Но в этот момент на столе замигал розовый плафон с надписью «Зайди!», и мой туповатый выпад остался при мне — хуже, чем в нечувствительной аудитории дожевывать собственное остроумие.
— Прошу извинить, — заторопился Викентий Павлович и принялся по привычке проверять усы. — Вас вот тут пока Алешенька займет.
Мальчик Алеша, оказывается, никогда и не покидавший нас, проявлялся из тени медленно, потом вдруг весь разом возник, как фотография в растворе. Он был свеж и весело меланхоличен. Ему пошла бы сейчас орхидея, воткнутая в нагрудный карман. А фамилия, которую я случайно услышал в кабинете Пиндоровского, шла определенно: Борисик. Алексей, стало быть, Борисик.
Удивительная все же у него была способность: ниоткуда появляться в пространстве, а потом в никуда исчезать. Я вспомнил, как в курилке он вырос у меня за спиной.
И тут меня, уже вооруженного тем, что услышал от архивариуса, пробила догадка.
— Ты — шпион? — спросил я.
— Я всего лишь студент, — ответил он с ласковой вкрадчивостью, и я понял наконец, кого он мне напоминал — паж феи из старинного фильма «Золушка». Да и смысл ответа был примерно такой, как у пажа: я не волшебник, я только учусь.
— А Тараблин твой подельник. Он знал, куда меня заталкивал. Или ты его загипнотизировал? Вопрос только: зачем? Зачем вам нужно было упечь меня в это чертово логово?
— Я студент и как раз заканчиваю диплом…
— К черту! Скажи о Тараблине.
— Дмитрий Анатольевич хотел помочь вам. Он искренне, да и я искренне…

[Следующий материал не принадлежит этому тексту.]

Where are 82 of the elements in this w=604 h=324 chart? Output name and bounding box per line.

Лучше бы мальчик этого не говорил. Меня бесила именно искренность всех, кого я здесь встретил. Все они были искренни, как однозвучные колокольчики.
— Парапсихологи!
Я схватил его за лацканы люстринового пиджака, который раздражал меня тем, что некстати напоминал морозную ночь, и приподнял над полом. Больше, чем собственное дурацкое положение, до слез пронимала мысль о ласковом предательстве Тараблина. Вера в его нерушимую, волчью надежность, которую не могла разъесть кислота всяких там тонких соображений, а уж соблазн выгодно пристроить собственную незаурядную шкуру был ему вовсе неведом, вера в эту надежность, похоже, держала меня все это время. Я об этом не думал, но за меня думали печенка и скелет. Вероятно, сам того не сознавая, я когда-то определил Димку на вакантное место отца. У бестрепетно висящего в моих руках ужа были слишком голубые глаза, чтобы я мог рассчитывать, что он поймет хоть слово из того, о чем я сейчас думал.
— Откуда ты такой? — Мой трагический рык не произвел на мальчика никакого впечатления, он был сосредоточен на рубашке, умопомрачительно белая ткань которой уже два раза подала жалобный голос.

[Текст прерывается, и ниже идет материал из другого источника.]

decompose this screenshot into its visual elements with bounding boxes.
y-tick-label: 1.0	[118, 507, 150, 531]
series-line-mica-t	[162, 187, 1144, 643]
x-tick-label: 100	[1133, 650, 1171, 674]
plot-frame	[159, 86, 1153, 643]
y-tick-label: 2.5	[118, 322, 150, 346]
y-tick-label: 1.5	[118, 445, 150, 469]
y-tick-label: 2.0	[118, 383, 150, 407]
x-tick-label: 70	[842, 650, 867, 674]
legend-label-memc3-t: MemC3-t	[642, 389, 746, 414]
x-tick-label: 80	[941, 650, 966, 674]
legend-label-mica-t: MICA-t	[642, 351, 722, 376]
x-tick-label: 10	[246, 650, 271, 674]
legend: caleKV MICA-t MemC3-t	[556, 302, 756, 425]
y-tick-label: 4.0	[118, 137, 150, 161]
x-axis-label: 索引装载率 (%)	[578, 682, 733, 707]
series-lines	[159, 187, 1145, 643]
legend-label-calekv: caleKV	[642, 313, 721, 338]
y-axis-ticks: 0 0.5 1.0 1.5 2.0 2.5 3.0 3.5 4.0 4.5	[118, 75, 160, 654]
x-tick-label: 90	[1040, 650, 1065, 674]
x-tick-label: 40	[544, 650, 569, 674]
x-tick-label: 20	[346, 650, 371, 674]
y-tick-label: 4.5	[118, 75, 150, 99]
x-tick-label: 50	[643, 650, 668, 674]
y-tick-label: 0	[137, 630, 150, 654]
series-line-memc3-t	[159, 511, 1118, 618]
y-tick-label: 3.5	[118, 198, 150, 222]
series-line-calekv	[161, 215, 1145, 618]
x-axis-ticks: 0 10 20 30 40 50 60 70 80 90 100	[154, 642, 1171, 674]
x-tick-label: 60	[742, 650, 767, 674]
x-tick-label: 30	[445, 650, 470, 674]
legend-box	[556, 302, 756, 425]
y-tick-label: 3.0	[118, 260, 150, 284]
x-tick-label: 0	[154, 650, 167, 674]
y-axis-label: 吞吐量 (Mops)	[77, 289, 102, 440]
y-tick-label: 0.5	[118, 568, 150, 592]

Я отпустил его и тут же почувствовал облегчение. Мысль об удушении даже в этот момент была мне противна.
— Вы задали сразу много вопросов. Я так не могу, — сказал он, поправляя одежду, будто заново ее отутюживая.
— Давай по порядку. Как в ментовке.
— Тогда с какого начать? Я местный. Здесь родился.
Господи, он и это понял буквально. Ответ, однако, получился любопытный. Для этнолога вообще находка.
— Инкубаторский, что ли?
— Почему? Родители, как у всех. Но папа тоже родился здесь.
Конечно, такой мальчик должен говорить «папа», а не «отец».
— Детство у тебя, разумеется, было несчастным, как у всех сволочей. Папа на идеологической почве конфликтовал с мамой и заводил любовниц. А ты имел свою выгоду и от того, и от другого.
— Константин Иванович, несмотря на ваш возраст и уважение к вам…
— Что? Можешь врезать?
— Могу. У меня разряд.
— Не сомневаюсь. Ты вообще перворазрядный мальчик.
— У меня пока второй, но этого достаточно.
Бывает ли ум, которому не знакомы игры разума? То есть является ли такой ум умом? Это вроде пентюха, который на слова «игры разума», спросит, о каком виде спорта идет речь — о шахматах или о нардах? Можно ли его считать носителем языка?
Воображение мое ускорилось, пытаясь не столько найти удовлетворительный ответ на этот вопрос, сколько попасть в тайну незнакомого устройства. Побочным продуктом этой работы явилась догадка, которую я не могу назвать иначе, как сердечной, столько в ней было внезапного сочувствия к этому отпрыску незнакомого мне рода.
— То есть ты хочешь сказать, что вот это все… — я неопределенно огляделся, не умея подобрать подходящего определения, — твоя родина?
В интонации против желания слышалось что-то от декюстиновской брезгливости, мне стало стыдно. Какого черта! Я этого не хотел.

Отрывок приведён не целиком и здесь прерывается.